Workforce employees laid off because of state budget cuts
Published 12:00 am Saturday, June 7, 2003
Jerry Copas doesn’t get it.
After ten years of working at the same company his last day will be June 13.
“They gave us about four or five weeks notice,” he said. “I was totally devastated. I didn’t expect it at all, didn’t see it coming. At first I couldn’t eat, I couldn’t sleep, it was terrible.”
Copas works at the Workforce Development Center in Albert Lea. His job is to help displaced workers and the unemployed get back to work. Now he’s taken on their shoes. He doesn’t know how laying off those helping others to get jobs is going to work in a bad economy.
“It just doesn’t make any sense,” he said. “I’m here to get people off of welfare, and because of state budget cuts, they are cutting this position. What is going to happen to all these jobless people?”
Workforce Development Inc. is a private non-profit company that gets government contracts to find work for welfare recipients.
Copas is one of hundreds across the state dealing the ripple effects of the state’s largest deficit in history.
While statewide, the unemployment numbers are slightly less than the national average. The public sector has been hit by lay-offs because of the slashes in state funding for government programs and departments.
Copas said 27 Workforce Development employees from a ten county area in southern Minnesota received their pink slips.
Copas has been laid off before.
After working at Farmstead Foods for two years he came to the Workforce center seeking career placement assistance. He didn’t have to look far, they gave him a job there and he has spent the past decade working with unemployment cases.
In his tenure there he has helped numerous people get back into the workforce.
“In the past five years,” he said. “I have helped over 750 find work. That’s around 3 per week.”
The state’s recent budget cuts hit some of the programs that the center has contracts for.

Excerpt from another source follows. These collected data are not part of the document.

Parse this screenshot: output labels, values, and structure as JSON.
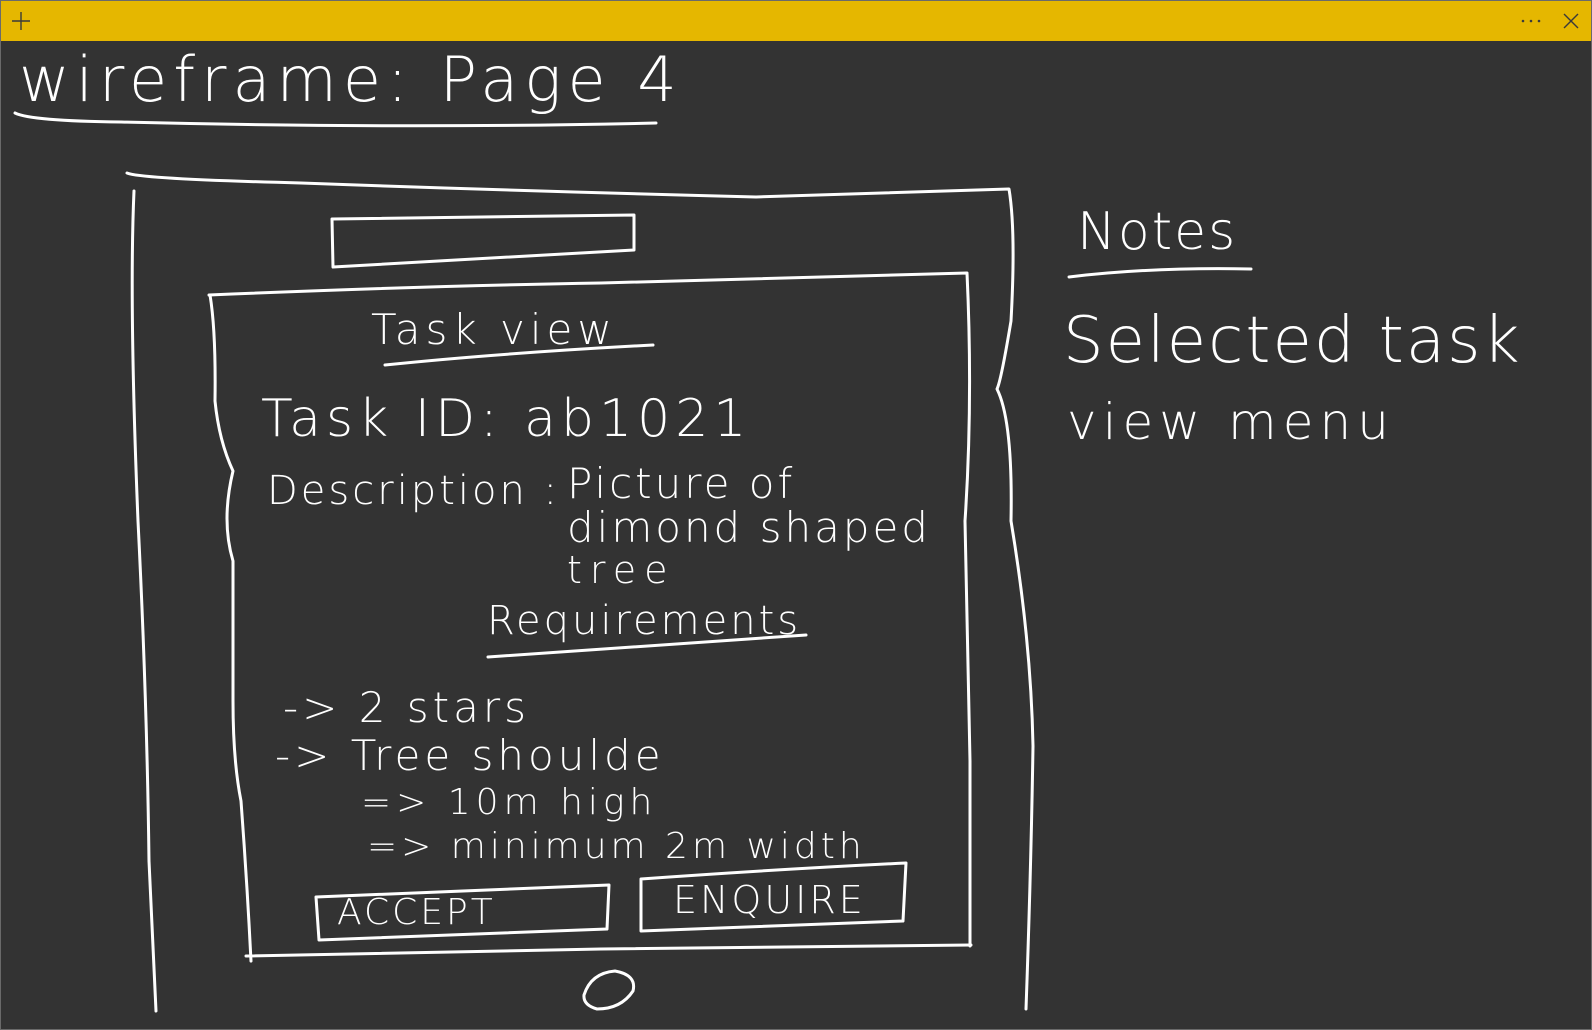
{
  "titlebar": {
    "color": "#e5b700",
    "add_icon": "plus-icon",
    "more_icon": "more-icon",
    "close_icon": "close-icon"
  },
  "canvas": {
    "background": "#333333",
    "ink_color": "#ffffff"
  },
  "heading": {
    "title": "wireframe:  Page 4"
  },
  "notes": {
    "title": "Notes",
    "line1": "Selected  task",
    "line2": "view    menu"
  },
  "mockup": {
    "header_label": "Task view",
    "task_id": "Task ID: ab1021",
    "description_label": "Description :",
    "description_line1": "Picture  of",
    "description_line2": "dimond  shaped",
    "description_line3": "tree",
    "requirements_title": "Requirements",
    "req1": "-> 2  stars",
    "req2": "->  Tree  shoulde",
    "req2_sub1": "=>  10m   high",
    "req2_sub2": "=>  minimum  2m  width",
    "accept_label": "ACCEPT",
    "enquire_label": "ENQUIRE"
  }
}
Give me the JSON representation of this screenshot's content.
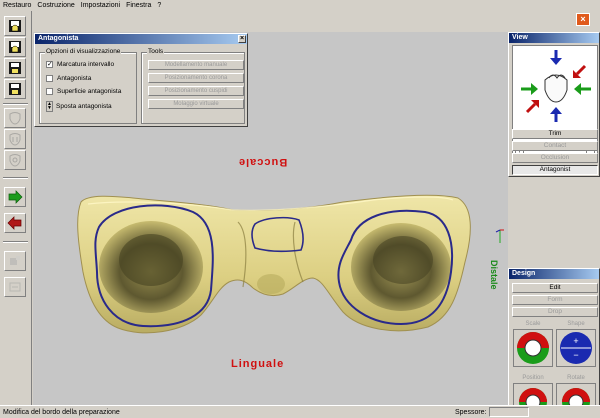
{
  "menu": [
    "Restauro",
    "Costruzione",
    "Impostazioni",
    "Finestra",
    "?"
  ],
  "toolbar": {
    "icons": [
      "save-crown-icon",
      "save-crown-alt-icon",
      "save-disk-icon",
      "save-disk-alt-icon",
      "tooth-a-icon",
      "tooth-b-icon",
      "tooth-c-icon",
      "next-arrow-icon",
      "prev-arrow-icon",
      "tool-a-icon",
      "tool-b-icon"
    ]
  },
  "antagonista": {
    "title": "Antagonista",
    "options_group": "Opzioni di visualizzazione",
    "options": [
      {
        "label": "Marcatura intervallo",
        "checked": true
      },
      {
        "label": "Antagonista",
        "checked": false
      },
      {
        "label": "Superficie antagonista",
        "checked": false
      }
    ],
    "spin_label": "Sposta antagonista",
    "tools_group": "Tools",
    "tools": [
      "Modellamento manuale",
      "Posizionamento corona",
      "Posizionamento cuspidi",
      "Molaggio virtuale"
    ]
  },
  "viewport": {
    "buccal_label": "Buccale",
    "lingual_label": "Linguale",
    "side_label": "Distale"
  },
  "view_panel": {
    "title": "View",
    "buttons": [
      {
        "label": "Trim",
        "enabled": true
      },
      {
        "label": "Contact",
        "enabled": false
      },
      {
        "label": "Occlusion",
        "enabled": false
      },
      {
        "label": "Antagonist",
        "enabled": true,
        "active": true
      }
    ]
  },
  "design_panel": {
    "title": "Design",
    "buttons": [
      {
        "label": "Edit",
        "enabled": true
      },
      {
        "label": "Form",
        "enabled": false
      },
      {
        "label": "Drop",
        "enabled": false
      }
    ],
    "controls": [
      "Scale",
      "Shape",
      "Position",
      "Rotate"
    ]
  },
  "status": {
    "text": "Modifica del bordo della preparazione",
    "spessore_label": "Spessore:",
    "spessore_value": ""
  },
  "colors": {
    "model": "#e8dc8c",
    "margin_line": "#2a2a8a",
    "label_red": "#d01010",
    "title_bar": "#0a246a",
    "viewport_bg": "#c6c6c6"
  }
}
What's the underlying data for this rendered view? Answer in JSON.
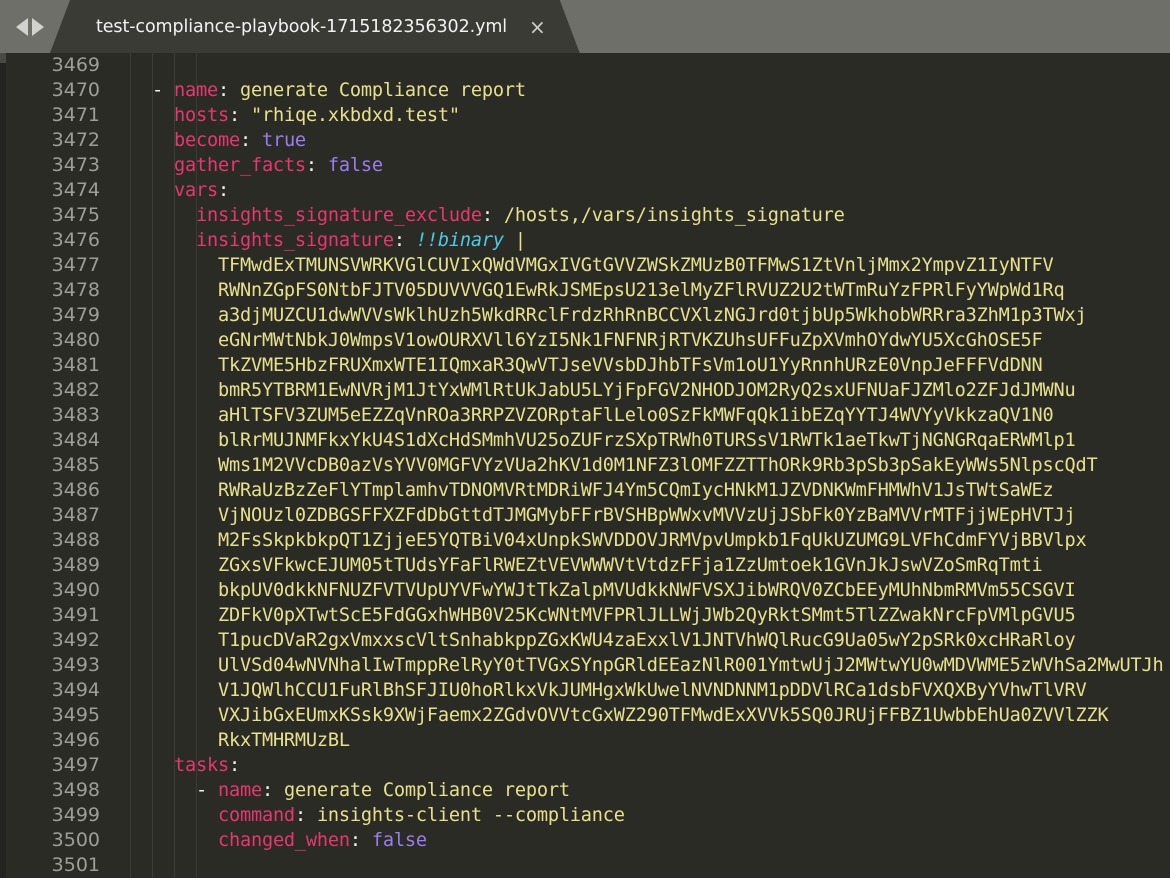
{
  "window": {
    "background": "#2b2b26",
    "tabbar_background": "#6e6f69",
    "tab_background": "#3b3b36"
  },
  "tabbar": {
    "nav_back_icon": "triangle-left",
    "nav_forward_icon": "triangle-right",
    "tab": {
      "title": "test-compliance-playbook-1715182356302.yml",
      "close_label": "×"
    }
  },
  "editor": {
    "language": "yaml",
    "colors": {
      "line_number": "#9d9e97",
      "key": "#e8366f",
      "string": "#e7e08c",
      "boolean": "#9a7ef0",
      "tag": "#4ec9e8",
      "punctuation": "#f2f2ef"
    },
    "first_visible_line": 3469,
    "lines": [
      {
        "num": "3469",
        "indent": 0,
        "tokens": []
      },
      {
        "num": "3470",
        "indent": 0,
        "tokens": [
          {
            "c": "p",
            "v": "  - "
          },
          {
            "c": "k",
            "v": "name"
          },
          {
            "c": "p",
            "v": ": "
          },
          {
            "c": "s",
            "v": "generate Compliance report"
          }
        ]
      },
      {
        "num": "3471",
        "indent": 0,
        "tokens": [
          {
            "c": "p",
            "v": "    "
          },
          {
            "c": "k",
            "v": "hosts"
          },
          {
            "c": "p",
            "v": ": "
          },
          {
            "c": "s",
            "v": "\"rhiqe.xkbdxd.test\""
          }
        ]
      },
      {
        "num": "3472",
        "indent": 0,
        "tokens": [
          {
            "c": "p",
            "v": "    "
          },
          {
            "c": "k",
            "v": "become"
          },
          {
            "c": "p",
            "v": ": "
          },
          {
            "c": "b",
            "v": "true"
          }
        ]
      },
      {
        "num": "3473",
        "indent": 0,
        "tokens": [
          {
            "c": "p",
            "v": "    "
          },
          {
            "c": "k",
            "v": "gather_facts"
          },
          {
            "c": "p",
            "v": ": "
          },
          {
            "c": "b",
            "v": "false"
          }
        ]
      },
      {
        "num": "3474",
        "indent": 0,
        "tokens": [
          {
            "c": "p",
            "v": "    "
          },
          {
            "c": "k",
            "v": "vars"
          },
          {
            "c": "p",
            "v": ":"
          }
        ]
      },
      {
        "num": "3475",
        "indent": 0,
        "tokens": [
          {
            "c": "p",
            "v": "      "
          },
          {
            "c": "k",
            "v": "insights_signature_exclude"
          },
          {
            "c": "p",
            "v": ": "
          },
          {
            "c": "s",
            "v": "/hosts,/vars/insights_signature"
          }
        ]
      },
      {
        "num": "3476",
        "indent": 0,
        "tokens": [
          {
            "c": "p",
            "v": "      "
          },
          {
            "c": "k",
            "v": "insights_signature"
          },
          {
            "c": "p",
            "v": ": "
          },
          {
            "c": "t",
            "v": "!!binary"
          },
          {
            "c": "p",
            "v": " "
          },
          {
            "c": "s",
            "v": "|"
          }
        ]
      },
      {
        "num": "3477",
        "indent": 0,
        "tokens": [
          {
            "c": "p",
            "v": "        "
          },
          {
            "c": "b64",
            "v": "TFMwdExTMUNSVWRKVGlCUVIxQWdVMGxIVGtGVVZWSkZMUzB0TFMwS1ZtVnljMmx2YmpvZ1IyNTFV"
          }
        ]
      },
      {
        "num": "3478",
        "indent": 0,
        "tokens": [
          {
            "c": "p",
            "v": "        "
          },
          {
            "c": "b64",
            "v": "RWNnZGpFS0NtbFJTV05DUVVVGQ1EwRkJSMEpsU213elMyZFlRVUZ2U2tWTmRuYzFPRlFyYWpWd1Rq"
          }
        ]
      },
      {
        "num": "3479",
        "indent": 0,
        "tokens": [
          {
            "c": "p",
            "v": "        "
          },
          {
            "c": "b64",
            "v": "a3djMUZCU1dwWVVsWklhUzh5WkdRRclFrdzRhRnBCCVXlzNGJrd0tjbUp5WkhobWRRra3ZhM1p3TWxj"
          }
        ]
      },
      {
        "num": "3480",
        "indent": 0,
        "tokens": [
          {
            "c": "p",
            "v": "        "
          },
          {
            "c": "b64",
            "v": "eGNrMWtNbkJ0WmpsV1owOURXVll6YzI5Nk1FNFNRjRTVKZUhsUFFuZpXVmhOYdwYU5XcGhOSE5F"
          }
        ]
      },
      {
        "num": "3481",
        "indent": 0,
        "tokens": [
          {
            "c": "p",
            "v": "        "
          },
          {
            "c": "b64",
            "v": "TkZVME5HbzFRUXmxWTE1IQmxaR3QwVTJseVVsbDJhbTFsVm1oU1YyRnnhURzE0VnpJeFFFVdDNN"
          }
        ]
      },
      {
        "num": "3482",
        "indent": 0,
        "tokens": [
          {
            "c": "p",
            "v": "        "
          },
          {
            "c": "b64",
            "v": "bmR5YTBRM1EwNVRjM1JtYxWMlRtUkJabU5LYjFpFGV2NHODJOM2RyQ2sxUFNUaFJZMlo2ZFJdJMWNu"
          }
        ]
      },
      {
        "num": "3483",
        "indent": 0,
        "tokens": [
          {
            "c": "p",
            "v": "        "
          },
          {
            "c": "b64",
            "v": "aHlTSFV3ZUM5eEZZqVnROa3RRPZVZORptaFlLelo0SzFkMWFqQk1ibEZqYYTJ4WVYyVkkzaQV1N0"
          }
        ]
      },
      {
        "num": "3484",
        "indent": 0,
        "tokens": [
          {
            "c": "p",
            "v": "        "
          },
          {
            "c": "b64",
            "v": "blRrMUJNMFkxYkU4S1dXcHdSMmhVU25oZUFrzSXpTRWh0TURSsV1RWTk1aeTkwTjNGNGRqaERWMlp1"
          }
        ]
      },
      {
        "num": "3485",
        "indent": 0,
        "tokens": [
          {
            "c": "p",
            "v": "        "
          },
          {
            "c": "b64",
            "v": "Wms1M2VVcDB0azVsYVV0MGFVYzVUa2hKV1d0M1NFZ3lOMFZZTThORk9Rb3pSb3pSakEyWWs5NlpscQdT"
          }
        ]
      },
      {
        "num": "3486",
        "indent": 0,
        "tokens": [
          {
            "c": "p",
            "v": "        "
          },
          {
            "c": "b64",
            "v": "RWRaUzBzZeFlYTmplamhvTDNOMVRtMDRiWFJ4Ym5CQmIycHNkM1JZVDNKWmFHMWhV1JsTWtSaWEz"
          }
        ]
      },
      {
        "num": "3487",
        "indent": 0,
        "tokens": [
          {
            "c": "p",
            "v": "        "
          },
          {
            "c": "b64",
            "v": "VjNOUzl0ZDBGSFFXZFdDbGttdTJMGMybFFrBVSHBpWWxvMVVzUjJSbFk0YzBaMVVrMTFjjWEpHVTJj"
          }
        ]
      },
      {
        "num": "3488",
        "indent": 0,
        "tokens": [
          {
            "c": "p",
            "v": "        "
          },
          {
            "c": "b64",
            "v": "M2FsSkpkbkpQT1ZjjeE5YQTBiV04xUnpkSWVDDOVJRMVpvUmpkb1FqUkUZUMG9LVFhCdmFYVjBBVlpx"
          }
        ]
      },
      {
        "num": "3489",
        "indent": 0,
        "tokens": [
          {
            "c": "p",
            "v": "        "
          },
          {
            "c": "b64",
            "v": "ZGxsVFkwcEJUM05tTUdsYFaFlRWEZtVEVWWWVtVtdzFFja1ZzUmtoek1GVnJkJswVZoSmRqTmti"
          }
        ]
      },
      {
        "num": "3490",
        "indent": 0,
        "tokens": [
          {
            "c": "p",
            "v": "        "
          },
          {
            "c": "b64",
            "v": "bkpUV0dkkNFNUZFVTVUpUYVFwYWJtTkZalpMVUdkkNWFVSXJibWRQV0ZCbEEyMUhNbmRMVm55CSGVI"
          }
        ]
      },
      {
        "num": "3491",
        "indent": 0,
        "tokens": [
          {
            "c": "p",
            "v": "        "
          },
          {
            "c": "b64",
            "v": "ZDFkV0pXTwtScE5FdGGxhWHB0V25KcWNtMVFPRlJLLWjJWb2QyRktSMmt5TlZZwakNrcFpVMlpGVU5"
          }
        ]
      },
      {
        "num": "3492",
        "indent": 0,
        "tokens": [
          {
            "c": "p",
            "v": "        "
          },
          {
            "c": "b64",
            "v": "T1pucDVaR2gxVmxxscVltSnhabkppZGxKWU4zaExxlV1JNTVhWQlRucG9Ua05wY2pSRk0xcHRaRloy"
          }
        ]
      },
      {
        "num": "3493",
        "indent": 0,
        "tokens": [
          {
            "c": "p",
            "v": "        "
          },
          {
            "c": "b64",
            "v": "UlVSd04wNVNhalIwTmppRelRyY0tTVGxSYnpGRldEEazNlR001YmtwUjJ2MWtwYU0wMDVWME5zWVhSa2MwUTJh"
          }
        ]
      },
      {
        "num": "3494",
        "indent": 0,
        "tokens": [
          {
            "c": "p",
            "v": "        "
          },
          {
            "c": "b64",
            "v": "V1JQWlhCCU1FuRlBhSFJIU0hoRlkxVkJUMHgxWkUwelNVNDNNM1pDDVlRCa1dsbFVXQXByYVhwTlVRV"
          }
        ]
      },
      {
        "num": "3495",
        "indent": 0,
        "tokens": [
          {
            "c": "p",
            "v": "        "
          },
          {
            "c": "b64",
            "v": "VXJibGxEUmxKSsk9XWjFaemx2ZGdvOVVtcGxWZ290TFMwdExXVVk5SQ0JRUjFFBZ1UwbbEhUa0ZVVlZZK"
          }
        ]
      },
      {
        "num": "3496",
        "indent": 0,
        "tokens": [
          {
            "c": "p",
            "v": "        "
          },
          {
            "c": "b64",
            "v": "RkxTMHRMUzBL"
          }
        ]
      },
      {
        "num": "3497",
        "indent": 0,
        "tokens": [
          {
            "c": "p",
            "v": "    "
          },
          {
            "c": "k",
            "v": "tasks"
          },
          {
            "c": "p",
            "v": ":"
          }
        ]
      },
      {
        "num": "3498",
        "indent": 0,
        "tokens": [
          {
            "c": "p",
            "v": "      - "
          },
          {
            "c": "k",
            "v": "name"
          },
          {
            "c": "p",
            "v": ": "
          },
          {
            "c": "s",
            "v": "generate Compliance report"
          }
        ]
      },
      {
        "num": "3499",
        "indent": 0,
        "tokens": [
          {
            "c": "p",
            "v": "        "
          },
          {
            "c": "k",
            "v": "command"
          },
          {
            "c": "p",
            "v": ": "
          },
          {
            "c": "s",
            "v": "insights-client --compliance"
          }
        ]
      },
      {
        "num": "3500",
        "indent": 0,
        "tokens": [
          {
            "c": "p",
            "v": "        "
          },
          {
            "c": "k",
            "v": "changed_when"
          },
          {
            "c": "p",
            "v": ": "
          },
          {
            "c": "b",
            "v": "false"
          }
        ]
      },
      {
        "num": "3501",
        "indent": 0,
        "tokens": []
      }
    ]
  }
}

The center was put in the position where they had to cut, according to Brian Vairma, a Workforce Development Coordinator at the center.
Nonna Goin has been a secretary at the development center for two years. Secretaries at each location are being cut, she said. Her biggest worry is not being able to afford her daughter’s medical expenses.
Goin gave birth to a premature baby a few months ago. Her bills for medical expenses are extremely high, but her insurance from her job has covered those costs.
Now, with just a few weeks left working, she doesn’t know where she will come up with the money for the necessary treatments.
“If I find another job and there’s no insurance, I don’t know what I’ll do,” she said.
Both Copas and Goin are confident they will find work again, but they’re both hoping it will be sooner rather than later.
&uot;A year from now I will look back and it will just seem like a bump in the road,&uot; he said. &uot;But it sure hurts now.&uot;
Randy Johnson, head of Workforce Development, Inc., was unavailable for comment.